Midterm Review Information
The midterm will be Tuesday, October 22
Topics Covered:
- C++: Classes (initialization and methods, object heirarchy), some questions will require general use of C++
- OpenGL: Transformations (Scaling Rotation, and Translation), colors, making objects from vertices, textures, vertex and fragment shaders.
- Threading: Starting a thread, using a separate thread for movement and physics
- 3D: Motion, gravity, floors, basic collision detection, moving through a 3D world, looking up and down.
- STL Vectors: Creation and iterating through vectors.
You can bring up to 10 pages. There won't be any questions specifically on blender or .obj files.
OpenGL Level of Detail
We've used OpenGL a fair bit, but this also isn't GPU programming. So I wouldn't expect you to know how to use a geometry shader, for example. Since we haven't added lighting, we've only used the fragment shader to apply textures. Some questions I think you should be able to answer:
- What is the difference between the vertex shader and the fragment shader?

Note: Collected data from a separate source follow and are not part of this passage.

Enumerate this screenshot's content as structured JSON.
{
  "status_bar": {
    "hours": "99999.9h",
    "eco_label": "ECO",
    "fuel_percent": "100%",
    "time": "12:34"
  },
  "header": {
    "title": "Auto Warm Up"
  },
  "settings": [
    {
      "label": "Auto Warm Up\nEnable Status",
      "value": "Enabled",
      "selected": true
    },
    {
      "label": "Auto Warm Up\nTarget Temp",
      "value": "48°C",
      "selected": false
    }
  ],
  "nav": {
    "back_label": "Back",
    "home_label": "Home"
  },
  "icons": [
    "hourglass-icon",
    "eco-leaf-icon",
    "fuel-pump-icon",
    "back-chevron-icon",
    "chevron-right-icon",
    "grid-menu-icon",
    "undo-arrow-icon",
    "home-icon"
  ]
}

- Suppose you draw an object with 30 triangles, on a screen with a resolution of 1280 by 800. Which will be invoked more times, the vertex shader or fragment shader?
- If a vertex has a position, texture coordinate, and normal vector, how many floating point numbers will be associated with one vertex?
- What is the meaning of "uniform" in GLSL?
3D Math
Although we've used 3D math quite a bit, we didn't really dive into the matrix aspect of it. We did cover translation, scaling, and rotation, at least using the GLM library functions for these. Here are some examples of questions I think you should be able to answer:
- Suppose you need to perform a rotation and a translation. Why does it matter which order these are done in?
- How do you figure out the distance between two points in 3D?
- How can we determine if a point is inside a particular bounding box? Assume the bounding box is rectangular.
- How do you convert from a heading and elevation to a vector?